In the cells of palm trees, humans, and some single-celled microorganisms, DNA gets bent the same way. Now, by studying the 3-D structure of proteins bound to DNA in microbes called Archaea, CU Boulder and Howard Hughes Medical Institute (HHMI) researchers have turned up surprising similarities to DNA packing in more complicated organisms.
“If you look at the nitty gritty, it’s identical,” said Karolin Luger, a professor of Chemistry and Biochemistry at CU Boulder and an HHMI Investigator. “It just blows my mind.”
The archaeal DNA folding, described today in the journal Science, hints at the evolutionary origins of genome folding, a process that involves bending DNA and one that is remarkably conserved across all eukaryotes (organisms that have a defined nucleus surrounded by a membrane).
Like Eukarya and Bacteria, Archaea represent one of the three domains of life. But Archaea are thought to include the closest living relatives to an ancient ancestor that first hit on the idea of folding DNA.
Scientists have long known that cells in all eukaryotes, from fish to trees to people, pack DNA in exactly the same way. DNA strands are wound around a ‘hockey puck’ composed of eight histone proteins, forming what’s called a nucleosome. Nucleosomes are strung together on a strand of DNA, forming a “beads on a string” structure. The universal conservation of this genetic necklace raises the question of its origin.

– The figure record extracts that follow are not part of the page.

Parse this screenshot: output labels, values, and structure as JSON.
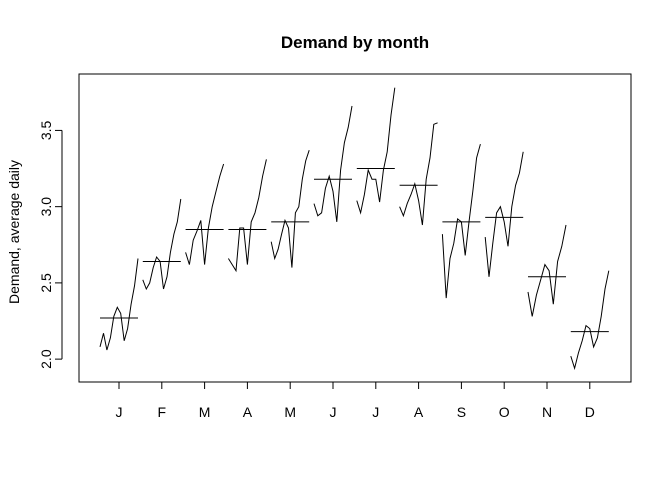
{
  "chart_data": {
    "type": "line",
    "title": "Demand by month",
    "xlabel": "",
    "ylabel": "Demand, average daily",
    "categories": [
      "J",
      "F",
      "M",
      "A",
      "M",
      "J",
      "J",
      "A",
      "S",
      "O",
      "N",
      "D"
    ],
    "yticks": [
      "2.0",
      "2.5",
      "3.0",
      "3.5"
    ],
    "ylim": [
      1.85,
      3.87
    ],
    "grid": false,
    "monthly_means": [
      2.27,
      2.64,
      2.85,
      2.85,
      2.9,
      3.18,
      3.25,
      3.14,
      2.9,
      2.93,
      2.54,
      2.18
    ],
    "subseries": [
      [
        2.08,
        2.17,
        2.06,
        2.14,
        2.28,
        2.34,
        2.3,
        2.12,
        2.2,
        2.36,
        2.48,
        2.66
      ],
      [
        2.52,
        2.46,
        2.5,
        2.6,
        2.67,
        2.64,
        2.46,
        2.54,
        2.7,
        2.82,
        2.9,
        3.05
      ],
      [
        2.7,
        2.62,
        2.78,
        2.84,
        2.91,
        2.62,
        2.86,
        3.0,
        3.1,
        3.2,
        3.28
      ],
      [
        2.66,
        2.62,
        2.58,
        2.86,
        2.86,
        2.62,
        2.9,
        2.96,
        3.06,
        3.2,
        3.31
      ],
      [
        2.77,
        2.66,
        2.72,
        2.82,
        2.91,
        2.86,
        2.6,
        2.96,
        3.0,
        3.18,
        3.3,
        3.37
      ],
      [
        3.02,
        2.94,
        2.96,
        3.12,
        3.2,
        3.1,
        2.9,
        3.24,
        3.42,
        3.52,
        3.66
      ],
      [
        3.04,
        2.96,
        3.08,
        3.24,
        3.18,
        3.18,
        3.03,
        3.24,
        3.36,
        3.6,
        3.78
      ],
      [
        3.0,
        2.94,
        3.02,
        3.08,
        3.15,
        3.04,
        2.88,
        3.18,
        3.32,
        3.54,
        3.55
      ],
      [
        2.82,
        2.4,
        2.66,
        2.76,
        2.92,
        2.9,
        2.68,
        2.9,
        3.1,
        3.32,
        3.41
      ],
      [
        2.8,
        2.54,
        2.76,
        2.96,
        3.0,
        2.9,
        2.74,
        3.0,
        3.14,
        3.22,
        3.36
      ],
      [
        2.44,
        2.28,
        2.42,
        2.52,
        2.62,
        2.58,
        2.36,
        2.64,
        2.74,
        2.88
      ],
      [
        2.02,
        1.94,
        2.04,
        2.12,
        2.22,
        2.2,
        2.08,
        2.14,
        2.28,
        2.46,
        2.58
      ]
    ]
  }
}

If all eukaryotes have the same DNA bending style, “then it must have evolved in a common ancestor,” said study co-author John Reeve, a microbiologist at The Ohio State University. “But what that ancestor was, is a question no one asked.”
Earlier work by Reeve had turned up histone proteins in archaeal cells. But, Archaea are prokaryotes (microgorganisms without a defined nucleus), so it wasn’t clear just what those histone proteins were doing. By examining the detailed structure of a crystal that contained DNA bound to archaeal histones, the new study reveals exactly how DNA packing works.
Luger and her colleagues wanted to make crystals of the histone-DNA complex in Methanothermus fervidus, a heat-loving archaeal species. Then, they wanted to bombard the crystals with X-rays. This technique, called X-ray crystallography, yields precise information about the position of each and every amino acid and nucleotide in the molecules being studied. But growing the crystals was tricky (the histones would stick to any given stretch of DNA, making it hard to create consistent histone-DNA structures), and making sense of the data they could get was no easy feat.
“It was a very gnarly crystallographic problem,” said Luger.
Yet Luger and her colleagues persisted. The researchers revealed that despite using a single type of histone (and not four as do eukaryotes), the Archaea were folding DNA in a very familiar way, creating the same sort of bends as those found in eukaryotic nucleosomes.
But there were differences, too. Instead of individual beads on a string, the archaeal DNA formed a long superhelix, a single, large curve of already twisty DNA strands.
“In Archaea, you have one single building block,” Luger said. “There is nothing to stop it. It’s almost like it’s a continuous nucleosome, really.”
This superhelix formation, it turns out, is important. When CU Boulder postdoctoral researcher Francesca Mattiroli, together with Thomas Santangelo’s lab at Colorado State University, created mutations that interfered with this structure, the cells had trouble growing under stressful conditions. What’s more, the cells seemed to not be using a set of their genes properly.
“It’s clear with these mutations that they can’t form these stretches,” Mattiroli said.
The results suggest that the archaeal DNA folding is an early prototype of the eukaryotic nucleosome.
“I don’t think there’s any doubt that it’s ancestral,” Reeve said.
Still, many questions remain. Luger says she’d like to look for the missing link—a nucleosome-like structure that bridges the gap between the simple archaeal fold and the elaborate nucleosome found in eukaryotes, which can pack a huge amount of DNA into a small space and regulate gene behavior in many ways.
“How did we get from here to there?” she asks.